Digital signatures can be applied to various kinds of digital documents and certificates. As such, they have several applications. Some of the most common use cases include:
- Information Technology. To enhance the security of Internet communication systems.
- Finance. Digital signatures can be implemented to audits, expense reports, loan agreements, and much more.
- Legal. Digital signing of all sorts of business contracts and legal agreements, including governmental papers.
- Healthcare. Digital signatures can prevent fraud of prescriptions and medical records.
- Blockchain. Digital signature schemes ensure that only the rightful owners of the cryptocurrencies are able to sign a transaction to move the funds (as long as their private keys aren’t compromised).
The major challenges faced by digital signature schemes rely on at least three requirements:
- Algorithm. The quality of the algorithms used in a digital signature scheme is important. This includes the choice of reliable hash functions and cryptographic systems.

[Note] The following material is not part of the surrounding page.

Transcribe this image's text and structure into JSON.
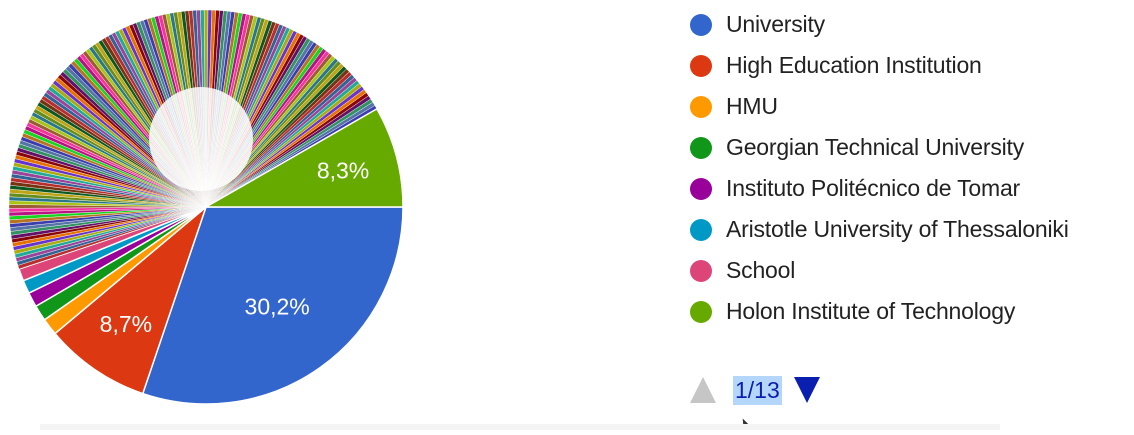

- Implementation. If the algorithms are good, but the implementation is not, the digital signature system will likely present flaws.
- Private Key. If the private keys get leaked or somehow compromised, the properties of authenticity and non-repudiation will be invalidated. For cryptocurrency users, losing a private key may result in significant financial losses.
Electronic signatures vs. digital signatures
Simply put, digital signatures relate to one particular kind of electronic signatures - which refer to any electronic method of signing documents and messages. Thus, all digital signatures are electronic signatures, but the opposite isn’t always true.
Hash functions and public-key cryptography are at the core of digital signature systems, which are now applied to a wide range of use cases. If properly implemented, digital signatures can increase security, ensure integrity, and facilitate the authentication of all kinds of digital data.
In the blockchain realm, digital signatures are used to sign and authorize cryptocurrency transactions. They are particularly important for Bitcoin because the signatures ensure that coins can only be spent by the individuals that possess the corresponding private keys.
Although we’ve been using both electronic and digital signatures for years, there is still a lot of room for growth. A great portion of today’s bureaucracy is still based on paperwork, but we will likely see more adoption of digital signature schemes as we migrate to a more digitalized system.